Part of her work is based on a series of architectural forms and houses, her glass sculptures express an idea, a symbol, a utopia. The idea of construction is central to her work: she often creates her sculptures like a vertical edifice, with a succession of layers assembled and superimposed to create a volume, a form, often colored, which she sometimes multiplies and plays with to propose a physical experience in space. These layers, which can be compared to rock strata in geology, evoke the successive stages that build life. In a way, she is working on memory, on the mental activity that enables us to remember past experiences to better apprehend the future.
She finds volumes in architecture that inspire her. This allows her to evoke openings and doors, to create a link between the outside and the inside, and to relate the material to form and space.

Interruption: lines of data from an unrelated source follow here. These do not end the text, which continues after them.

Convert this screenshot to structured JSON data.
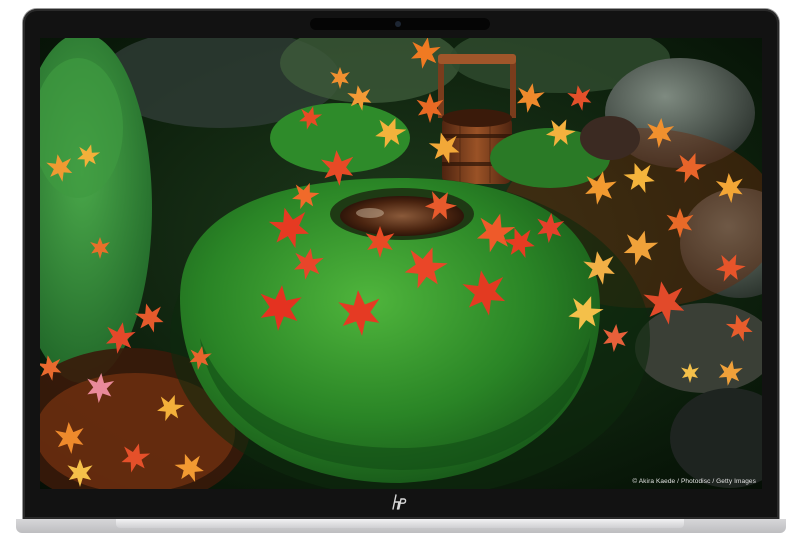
{
  "device": {
    "brand_logo_icon": "hp-logo-icon"
  },
  "wallpaper": {
    "subject": "moss-covered stone basin with red maple leaves and wooden bucket",
    "credit": "© Akira Kaede / Photodisc / Getty Images"
  },
  "colors": {
    "bezel": "#121212",
    "chassis": "#c9c9cc",
    "moss": "#2f8a2a",
    "leaf_red": "#e33a1f",
    "leaf_orange": "#f07a22",
    "leaf_yellow": "#f2b43a",
    "water": "#5a2e14",
    "wood": "#7a3c1c"
  }
}
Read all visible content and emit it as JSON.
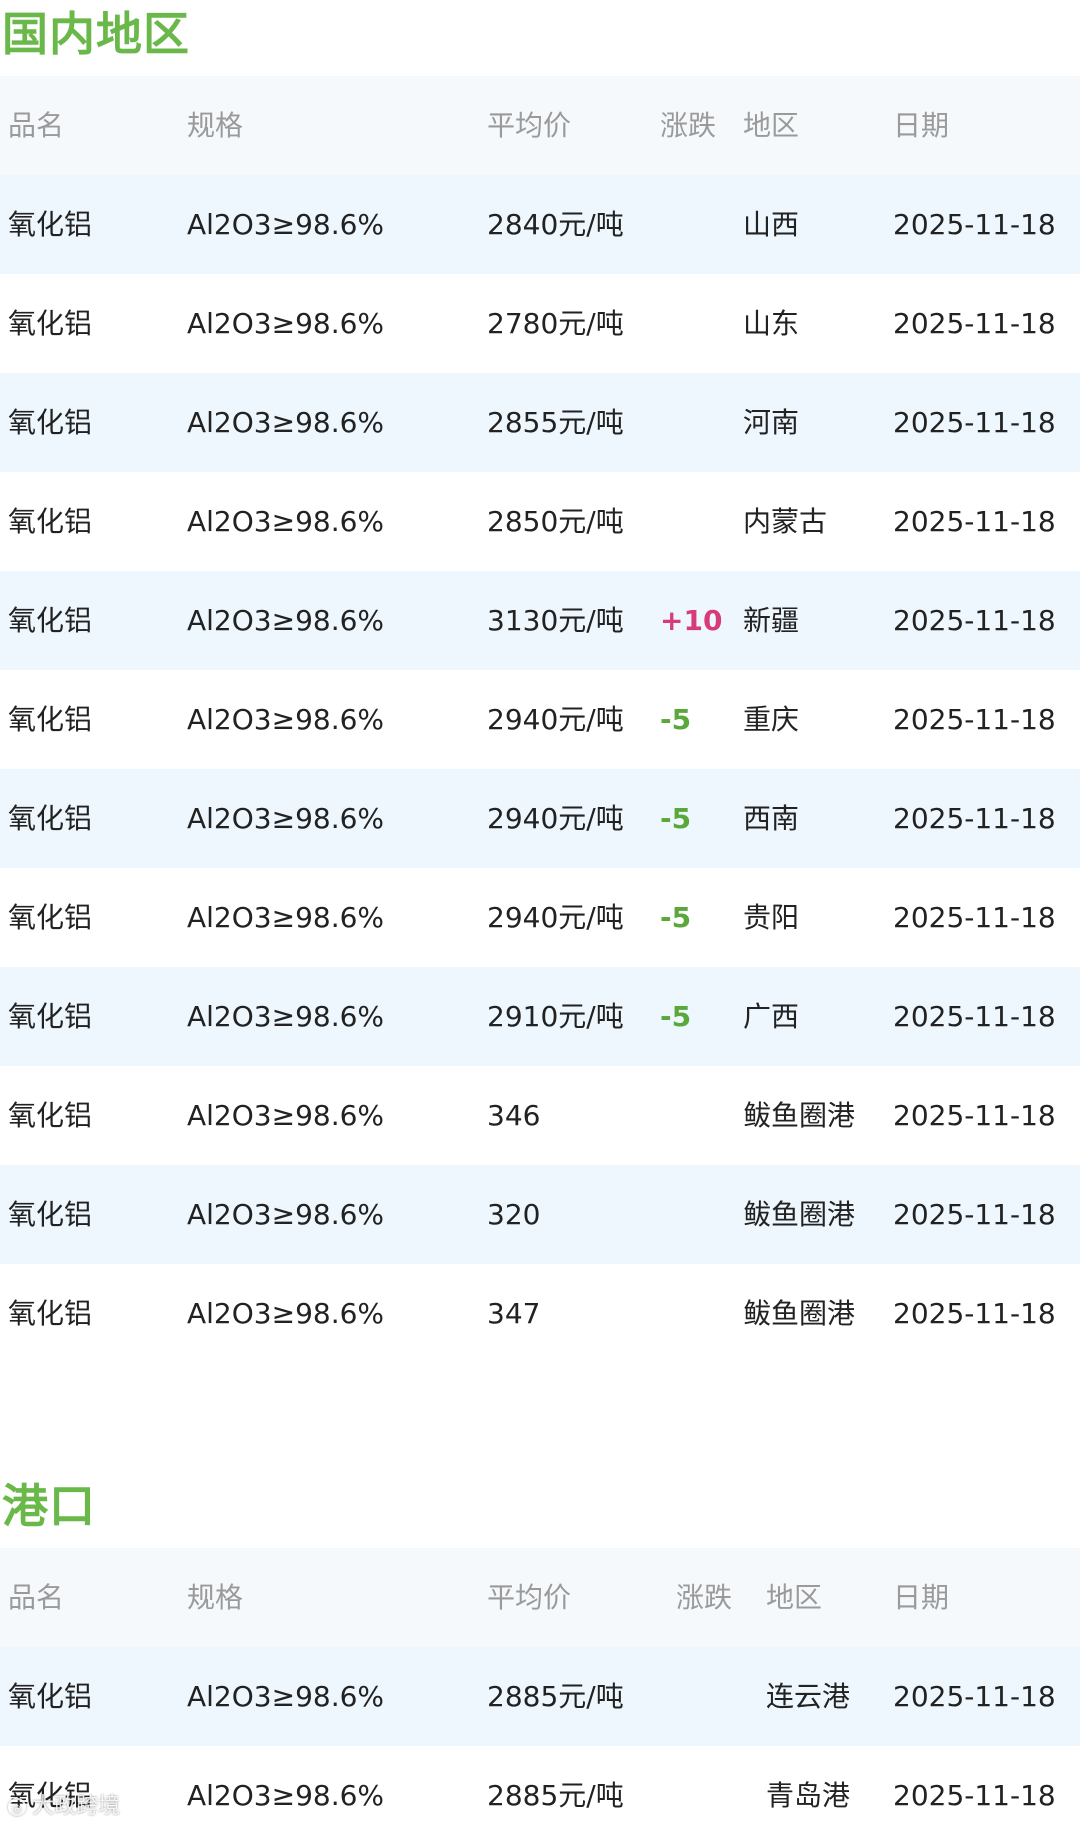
{
  "domestic": {
    "title": "国内地区",
    "headers": {
      "name": "品名",
      "spec": "规格",
      "price": "平均价",
      "change": "涨跌",
      "region": "地区",
      "date": "日期"
    },
    "rows": [
      {
        "name": "氧化铝",
        "spec": "Al2O3≥98.6%",
        "price": "2840元/吨",
        "change": "",
        "region": "山西",
        "date": "2025-11-18"
      },
      {
        "name": "氧化铝",
        "spec": "Al2O3≥98.6%",
        "price": "2780元/吨",
        "change": "",
        "region": "山东",
        "date": "2025-11-18"
      },
      {
        "name": "氧化铝",
        "spec": "Al2O3≥98.6%",
        "price": "2855元/吨",
        "change": "",
        "region": "河南",
        "date": "2025-11-18"
      },
      {
        "name": "氧化铝",
        "spec": "Al2O3≥98.6%",
        "price": "2850元/吨",
        "change": "",
        "region": "内蒙古",
        "date": "2025-11-18"
      },
      {
        "name": "氧化铝",
        "spec": "Al2O3≥98.6%",
        "price": "3130元/吨",
        "change": "+10",
        "region": "新疆",
        "date": "2025-11-18"
      },
      {
        "name": "氧化铝",
        "spec": "Al2O3≥98.6%",
        "price": "2940元/吨",
        "change": "-5",
        "region": "重庆",
        "date": "2025-11-18"
      },
      {
        "name": "氧化铝",
        "spec": "Al2O3≥98.6%",
        "price": "2940元/吨",
        "change": "-5",
        "region": "西南",
        "date": "2025-11-18"
      },
      {
        "name": "氧化铝",
        "spec": "Al2O3≥98.6%",
        "price": "2940元/吨",
        "change": "-5",
        "region": "贵阳",
        "date": "2025-11-18"
      },
      {
        "name": "氧化铝",
        "spec": "Al2O3≥98.6%",
        "price": "2910元/吨",
        "change": "-5",
        "region": "广西",
        "date": "2025-11-18"
      },
      {
        "name": "氧化铝",
        "spec": "Al2O3≥98.6%",
        "price": "346",
        "change": "",
        "region": "鲅鱼圈港",
        "date": "2025-11-18"
      },
      {
        "name": "氧化铝",
        "spec": "Al2O3≥98.6%",
        "price": "320",
        "change": "",
        "region": "鲅鱼圈港",
        "date": "2025-11-18"
      },
      {
        "name": "氧化铝",
        "spec": "Al2O3≥98.6%",
        "price": "347",
        "change": "",
        "region": "鲅鱼圈港",
        "date": "2025-11-18"
      }
    ]
  },
  "port": {
    "title": "港口",
    "headers": {
      "name": "品名",
      "spec": "规格",
      "price": "平均价",
      "change": "涨跌",
      "region": "地区",
      "date": "日期"
    },
    "rows": [
      {
        "name": "氧化铝",
        "spec": "Al2O3≥98.6%",
        "price": "2885元/吨",
        "change": "",
        "region": "连云港",
        "date": "2025-11-18"
      },
      {
        "name": "氧化铝",
        "spec": "Al2O3≥98.6%",
        "price": "2885元/吨",
        "change": "",
        "region": "青岛港",
        "date": "2025-11-18"
      }
    ]
  },
  "watermark": {
    "text": "大政跨境"
  },
  "colors": {
    "section_title": "#6bb84a",
    "row_stripe": "#eef7fd",
    "header_bg": "#f6f9fc",
    "change_up": "#d63b7a",
    "change_down": "#5aa83a",
    "header_text": "#9a9a9a"
  }
}
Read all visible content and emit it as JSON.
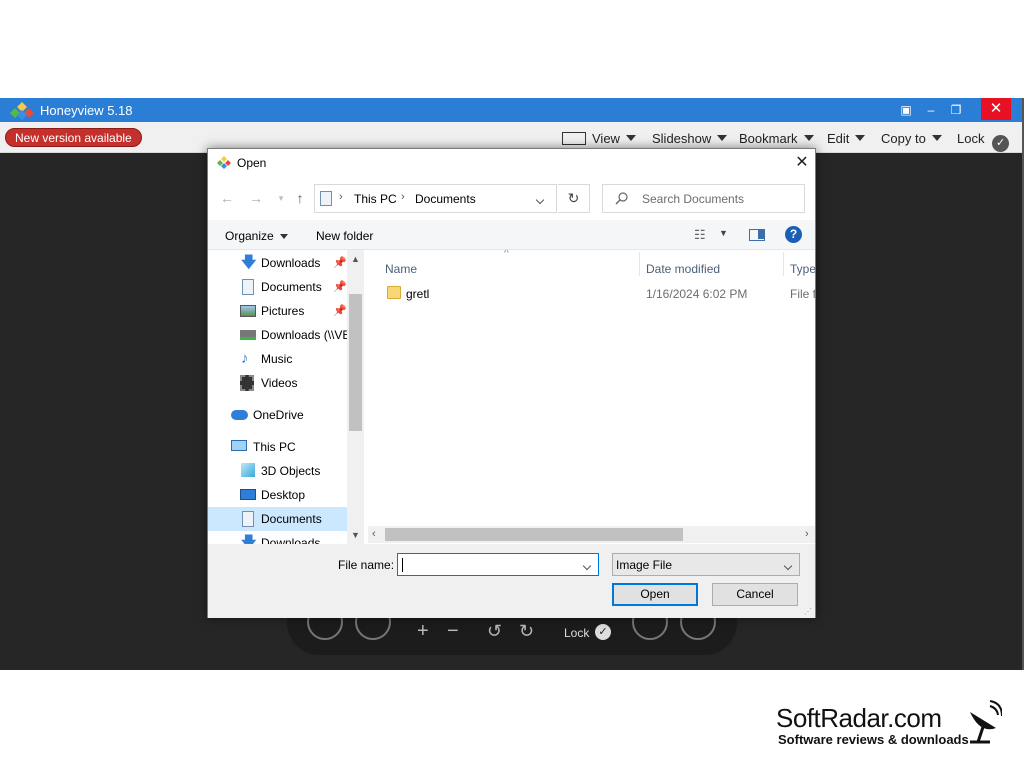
{
  "app": {
    "title": "Honeyview 5.18",
    "new_version": "New version available",
    "toolbar": [
      {
        "label": "View",
        "icon": "fullscreen-icon"
      },
      {
        "label": "Slideshow"
      },
      {
        "label": "Bookmark"
      },
      {
        "label": "Edit"
      },
      {
        "label": "Copy to"
      },
      {
        "label": "Lock",
        "icon": "check-circle-icon"
      }
    ],
    "controlbar": {
      "lock_label": "Lock"
    }
  },
  "dialog": {
    "title": "Open",
    "address": {
      "parts": [
        "This PC",
        "Documents"
      ]
    },
    "search_placeholder": "Search Documents",
    "organize": "Organize",
    "new_folder": "New folder",
    "nav": [
      {
        "label": "Downloads",
        "icon": "download-arrow-icon",
        "pinned": true
      },
      {
        "label": "Documents",
        "icon": "document-icon",
        "pinned": true
      },
      {
        "label": "Pictures",
        "icon": "pictures-icon",
        "pinned": true
      },
      {
        "label": "Downloads (\\\\VE",
        "icon": "network-drive-icon",
        "pinned": false
      },
      {
        "label": "Music",
        "icon": "music-note-icon",
        "pinned": false
      },
      {
        "label": "Videos",
        "icon": "video-icon",
        "pinned": false
      },
      {
        "label": "OneDrive",
        "icon": "cloud-icon",
        "pinned": false
      },
      {
        "label": "This PC",
        "icon": "computer-icon",
        "pinned": false
      },
      {
        "label": "3D Objects",
        "icon": "cube-icon",
        "pinned": false
      },
      {
        "label": "Desktop",
        "icon": "desktop-icon",
        "pinned": false
      },
      {
        "label": "Documents",
        "icon": "document-icon",
        "pinned": false
      },
      {
        "label": "Downloads",
        "icon": "download-arrow-icon",
        "pinned": false
      }
    ],
    "columns": {
      "name": "Name",
      "date": "Date modified",
      "type": "Type"
    },
    "files": [
      {
        "name": "gretl",
        "date": "1/16/2024 6:02 PM",
        "type": "File fo"
      }
    ],
    "file_name_label": "File name:",
    "file_name_value": "",
    "file_type": "Image File",
    "open": "Open",
    "cancel": "Cancel"
  },
  "watermark": {
    "brand": "SoftRadar.com",
    "tagline": "Software reviews & downloads"
  },
  "colors": {
    "titlebar": "#2b7ed6",
    "close": "#e81123",
    "accent": "#0078d7",
    "badge": "#c4302b"
  }
}
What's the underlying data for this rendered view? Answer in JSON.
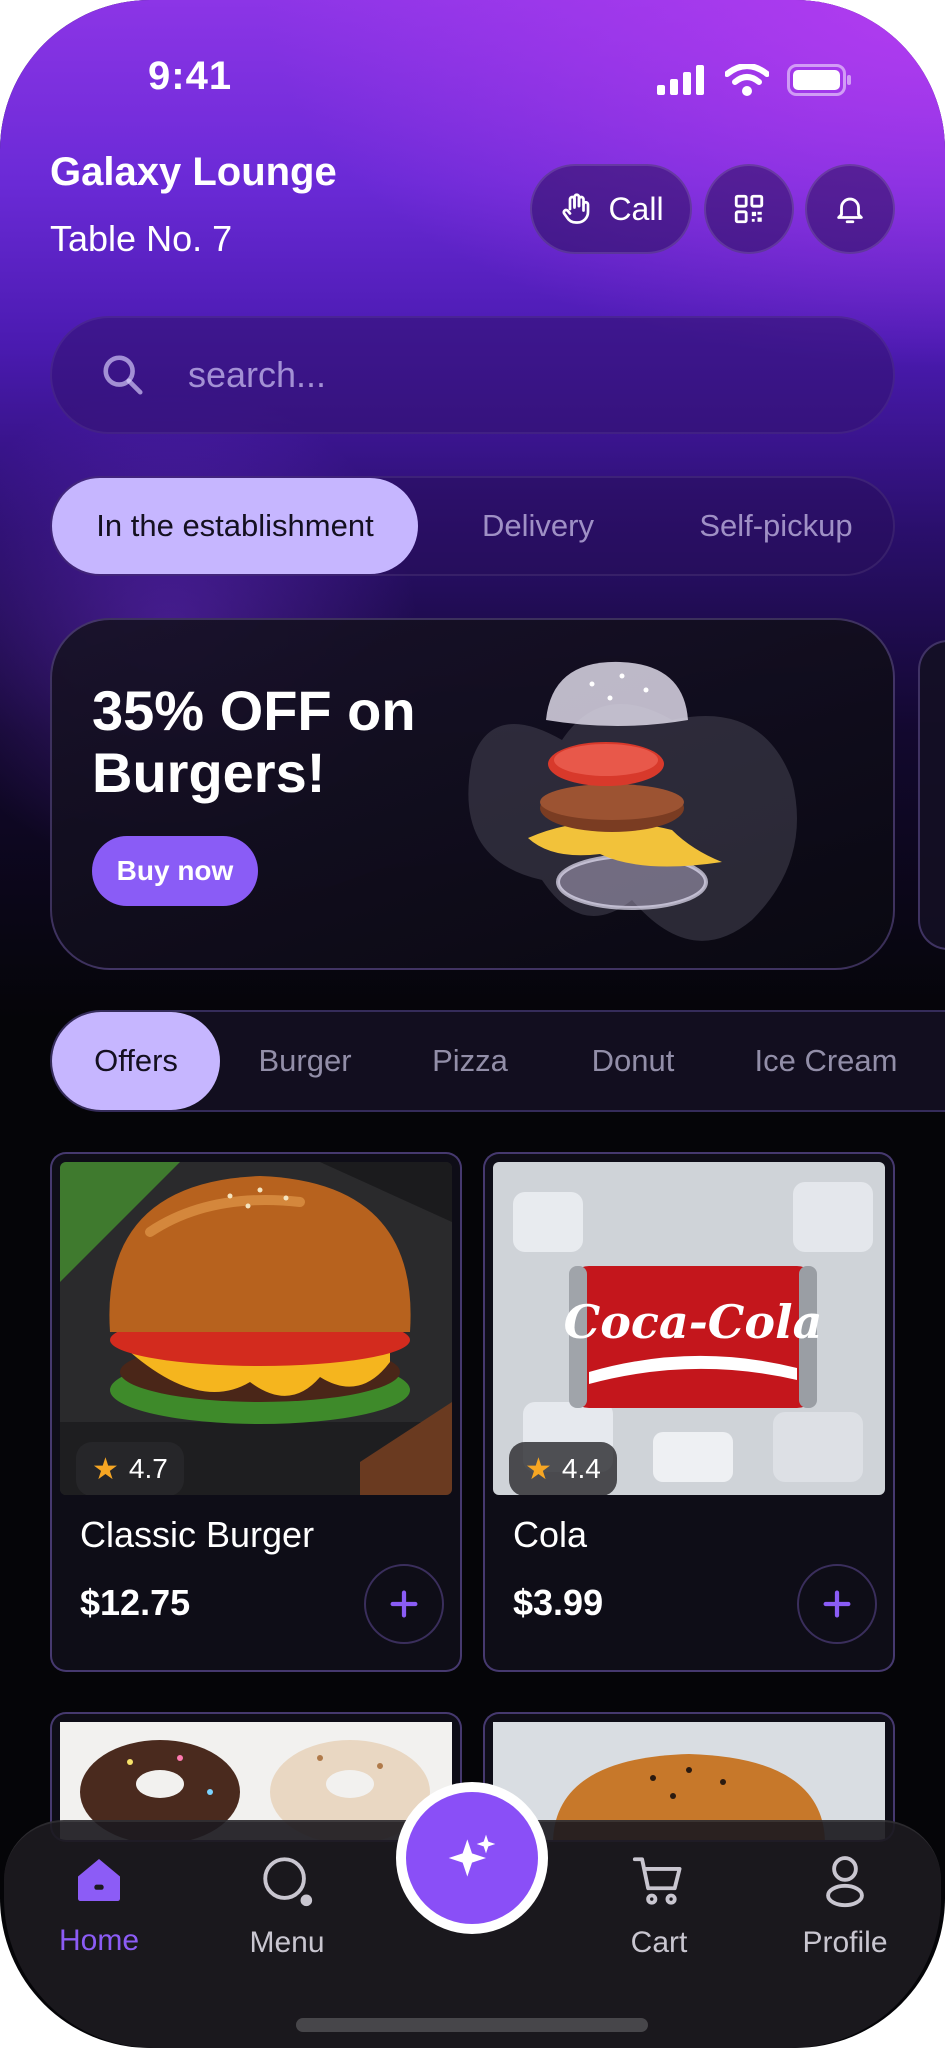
{
  "status_bar": {
    "time": "9:41"
  },
  "header": {
    "venue_name": "Galaxy Lounge",
    "table_label": "Table No. 7",
    "call_label": "Call"
  },
  "search": {
    "placeholder": "search..."
  },
  "service_modes": [
    "In the establishment",
    "Delivery",
    "Self-pickup"
  ],
  "promo": {
    "title": "35% OFF on Burgers!",
    "button_label": "Buy now"
  },
  "categories": [
    "Offers",
    "Burger",
    "Pizza",
    "Donut",
    "Ice Cream"
  ],
  "products": [
    {
      "name": "Classic Burger",
      "price": "$12.75",
      "rating": "4.7"
    },
    {
      "name": "Cola",
      "price": "$3.99",
      "rating": "4.4"
    }
  ],
  "bottom_nav": {
    "home": "Home",
    "menu": "Menu",
    "cart": "Cart",
    "profile": "Profile"
  },
  "colors": {
    "accent": "#8a5cf6",
    "active_pill": "#c6b6ff",
    "background": "#050508"
  }
}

Lila also collects the cardboard packaging found in our consumer products, that end their short existence as waste, in which Lila perceives geometric beauty and sculptural potential. She reinvents them in glass, a poetic way of highlighting materials destined to be destroyed.
Immersed in a professional environment of designers at Zaventem Ateliers, Lila wanted to develop a new approach to glass by creating a luminous bas-relief combined with bronze casting, a technique very close to glass casting. Her wall sculptures were born out of a study of the undulation of a drop of water. The result is rings of controlled imperfection that are peacefully repeated endlessly, giving the glass a gentle sensation of movement.